Flow Profile/PIF Studies
Flow-Profile Studies are a special class of medical device studies. Regulatory Agencies usually request at least one Flow-Profile Study for the Marketing Authorization of a novel inhaler device to characterize the inspiratory flow maneuvers in the target patient populations compared to healthy subjects. A reduced study design with the endpoint Peak Inspiratory Flow (PIF) may be sufficient. The characteristics of the novel inhaler system are usually compared to a marketed reference inhaler system. This is a quite specific type of medical device study which requires being able to deal with the technical requirements of flow measurements and to recruit target patient populations, such as severe asthma or COPD, or even children in case of pediatric asthma. A track record of successfully conducted flow-profile studies is available at NUVISAN. All these studies were conducted in a short period of time. As always, offer full-service solutions including Clinical Investigational Plan (CIP) writing, clinical conduct, evaluation, and reporting. Moreover, NUVISAN’s project managers are experienced in the management of the submission procedure for medical device studies and can deal with some of the special regulatory features required for this study type.
Inhaled BE trials in patients
The development of generics for inhaled formulations can be challenging since the device technology and aerosol characteristics have a significant impact on the lung deposition of the active component. A generic drug product must be bioequivalent in terms of rate and extent of absorption of the active pharmaceutical ingredient. Determination of clinical bioequivalence (BE) of inhaled drug products can be split into three approaches: 1.) lung deposition as determined by pharmacokinetics (with charcoal block), 2.) demonstration of therapeutic equivalence (usually requested for US registration), and 3.) lung deposition as determined by imaging technology. Pharmacokinetic studies with inhaled drugs are usually the basis of any inhaled generic development. Pilot PK studies are typically conducted in a first step for device optimization. Marketing Authorization of inhaled generics in the EU is usually based on pharmacokinetic BE studies. In addition to the assessment of inhaled BE with charcoal block, Regulatory Agencies often ask for another study arm without charcoal block to make sure systemic exposure is also comparable for safety reasons. That means inhaled BE studies are often large-scale studies, and large cohorts should be investigated to streamline the study conduct. Moreover, it is essential that these clinical trials are conducted in good quality in terms of inhalation, accurate timing of PK blood samples, and prevention of contamination.

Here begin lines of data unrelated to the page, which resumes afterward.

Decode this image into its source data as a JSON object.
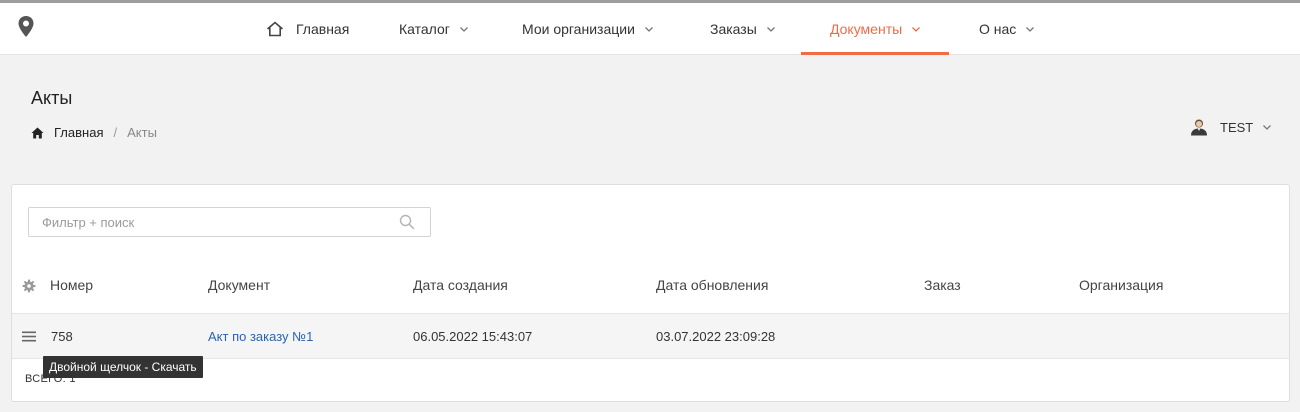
{
  "nav": {
    "items": [
      {
        "label": "Главная",
        "active": false
      },
      {
        "label": "Каталог",
        "active": false
      },
      {
        "label": "Мои организации",
        "active": false
      },
      {
        "label": "Заказы",
        "active": false
      },
      {
        "label": "Документы",
        "active": true
      },
      {
        "label": "О нас",
        "active": false
      }
    ],
    "accent_color": "#ef6c45"
  },
  "page": {
    "title": "Акты",
    "breadcrumb": {
      "home": "Главная",
      "separator": "/",
      "current": "Акты"
    }
  },
  "user": {
    "name": "TEST"
  },
  "search": {
    "placeholder": "Фильтр + поиск",
    "value": ""
  },
  "table": {
    "columns": [
      "Номер",
      "Документ",
      "Дата создания",
      "Дата обновления",
      "Заказ",
      "Организация"
    ],
    "rows": [
      {
        "number": "758",
        "document": "Акт по заказу №1",
        "created": "06.05.2022 15:43:07",
        "updated": "03.07.2022 23:09:28",
        "order": "",
        "organization": ""
      }
    ],
    "total": "ВСЕГО: 1"
  },
  "tooltip": {
    "text": "Двойной щелчок - Скачать"
  },
  "icons": {
    "logo": "location-pin-icon",
    "home": "home-icon",
    "chevron": "chevron-down-icon",
    "user": "user-icon",
    "search": "search-icon",
    "settings": "gear-icon",
    "row_menu": "menu-icon"
  }
}
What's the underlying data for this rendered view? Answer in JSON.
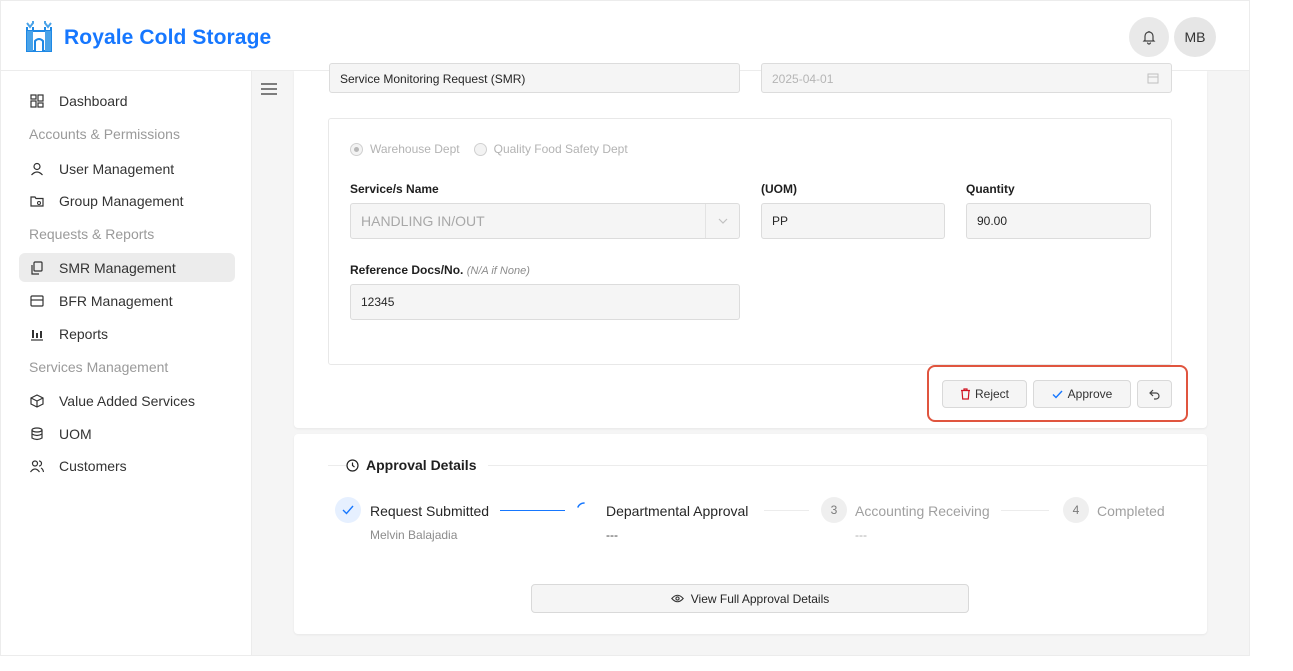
{
  "header": {
    "brand": "Royale Cold Storage",
    "avatar_initials": "MB",
    "accent": "#1677ff"
  },
  "sidebar": {
    "items": [
      {
        "type": "item",
        "label": "Dashboard",
        "icon": "grid-icon"
      },
      {
        "type": "group",
        "label": "Accounts & Permissions"
      },
      {
        "type": "item",
        "label": "User Management",
        "icon": "user-icon"
      },
      {
        "type": "item",
        "label": "Group Management",
        "icon": "folder-icon"
      },
      {
        "type": "group",
        "label": "Requests & Reports"
      },
      {
        "type": "item",
        "label": "SMR Management",
        "icon": "copy-icon",
        "active": true
      },
      {
        "type": "item",
        "label": "BFR Management",
        "icon": "inbox-icon"
      },
      {
        "type": "item",
        "label": "Reports",
        "icon": "bar-chart-icon"
      },
      {
        "type": "group",
        "label": "Services Management"
      },
      {
        "type": "item",
        "label": "Value Added Services",
        "icon": "box-icon"
      },
      {
        "type": "item",
        "label": "UOM",
        "icon": "database-icon"
      },
      {
        "type": "item",
        "label": "Customers",
        "icon": "users-icon"
      }
    ]
  },
  "form": {
    "request_type": "Service Monitoring Request (SMR)",
    "date": "2025-04-01",
    "radio_options": [
      {
        "label": "Warehouse Dept",
        "selected": true
      },
      {
        "label": "Quality Food Safety Dept",
        "selected": false
      }
    ],
    "service_label": "Service/s Name",
    "service_value": "HANDLING IN/OUT",
    "uom_label": "(UOM)",
    "uom_value": "PP",
    "quantity_label": "Quantity",
    "quantity_value": "90.00",
    "reference_label": "Reference Docs/No.",
    "reference_hint": "(N/A if None)",
    "reference_value": "12345"
  },
  "actions": {
    "reject": "Reject",
    "approve": "Approve",
    "reject_color": "#cf1322",
    "highlight_color": "#e0553f"
  },
  "approval": {
    "title": "Approval Details",
    "steps": [
      {
        "label": "Request Submitted",
        "sub": "Melvin Balajadia",
        "state": "done"
      },
      {
        "label": "Departmental Approval",
        "sub": "---",
        "state": "in-progress"
      },
      {
        "label": "Accounting Receiving",
        "sub": "---",
        "state": "pending",
        "number": "3"
      },
      {
        "label": "Completed",
        "sub": "",
        "state": "pending",
        "number": "4"
      }
    ],
    "view_button": "View Full Approval Details"
  }
}
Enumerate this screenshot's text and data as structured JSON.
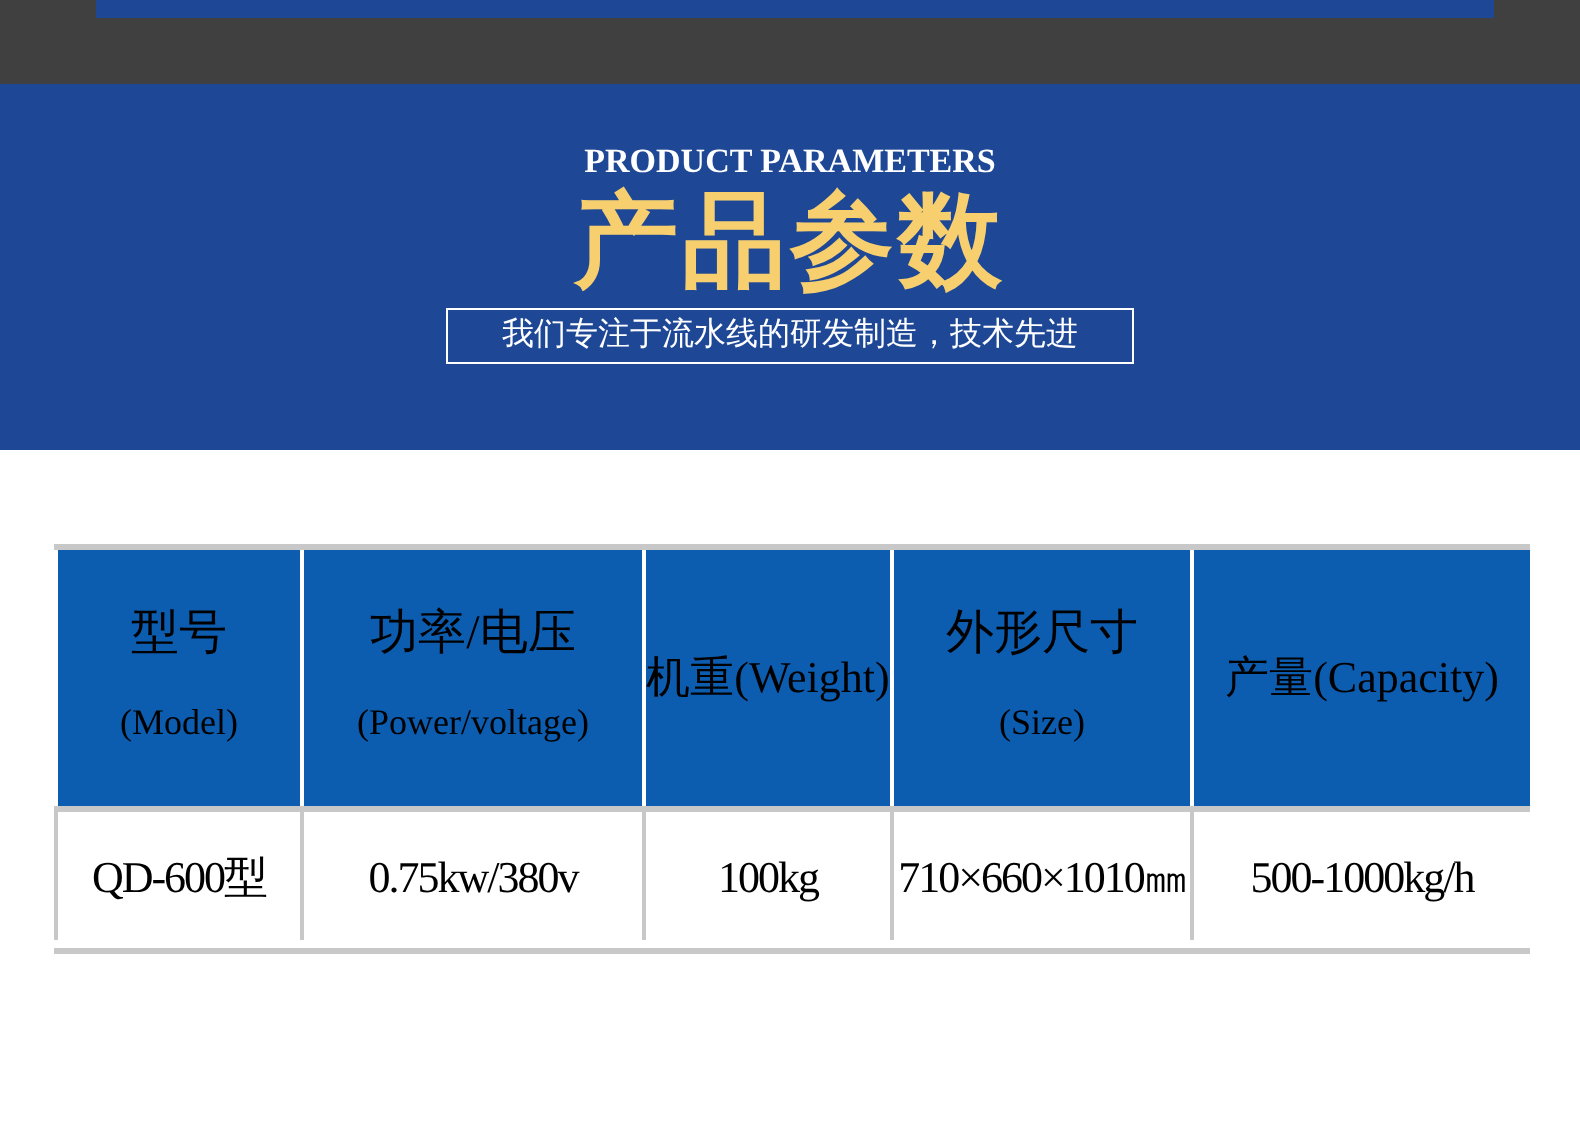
{
  "banner": {
    "subtitle": "PRODUCT PARAMETERS",
    "title": "产品参数",
    "tagline": "我们专注于流水线的研发制造，技术先进"
  },
  "table": {
    "columns": [
      {
        "lines": [
          "型号",
          "(Model)"
        ]
      },
      {
        "lines": [
          "功率/电压",
          "(Power/voltage)"
        ]
      },
      {
        "lines": [
          "机重(Weight)"
        ]
      },
      {
        "lines": [
          "外形尺寸",
          "(Size)"
        ]
      },
      {
        "lines": [
          "产量(Capacity)"
        ]
      }
    ],
    "rows": [
      [
        "QD-600型",
        "0.75kw/380v",
        "100kg",
        "710×660×1010㎜",
        "500-1000kg/h"
      ]
    ]
  }
}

NUVISAN is your expert CRO for inhaled BE studies and can also give valuable advice regarding the optimization of the study design.
Clinical Management and Monitoring Late Phase Oncology Studies in Latin America
Our geographic footprint facilitates a significant presence in the leading ´Latin American (LATAM) market, combined with well-established affiliate operations, thereby covering a total of 10 countries with dedicated staff.
NUVISAN LATAM has 20 years of oncology drug development expertise in the region. Our project approach and processes are tailored to the specific needs of oncological trials.
NUVISAN LATAM offers tailored concepts across all key therapeutic areas with particular expertise not only in pivotal Phase II/III trials, but also in late-phase approaches such as observational studies, as well as regional and national projects.
We ensure that our clinical monitors are always up to date with local and international standards and we, as the majority of our partners, are members of local clinical research associations in their respective regions.
The clinical monitoring team is designed to closely work with the project management team in order to ensure that your study is executed precisely. Monitors are the representatives of NUVISAN and your study towards the investigators. This is why we assure best communication skills and performing quality checks on the investigator site frequently. Having a good relationship is one of the best motivations for investigators to follow the recruitment plan as scheduled.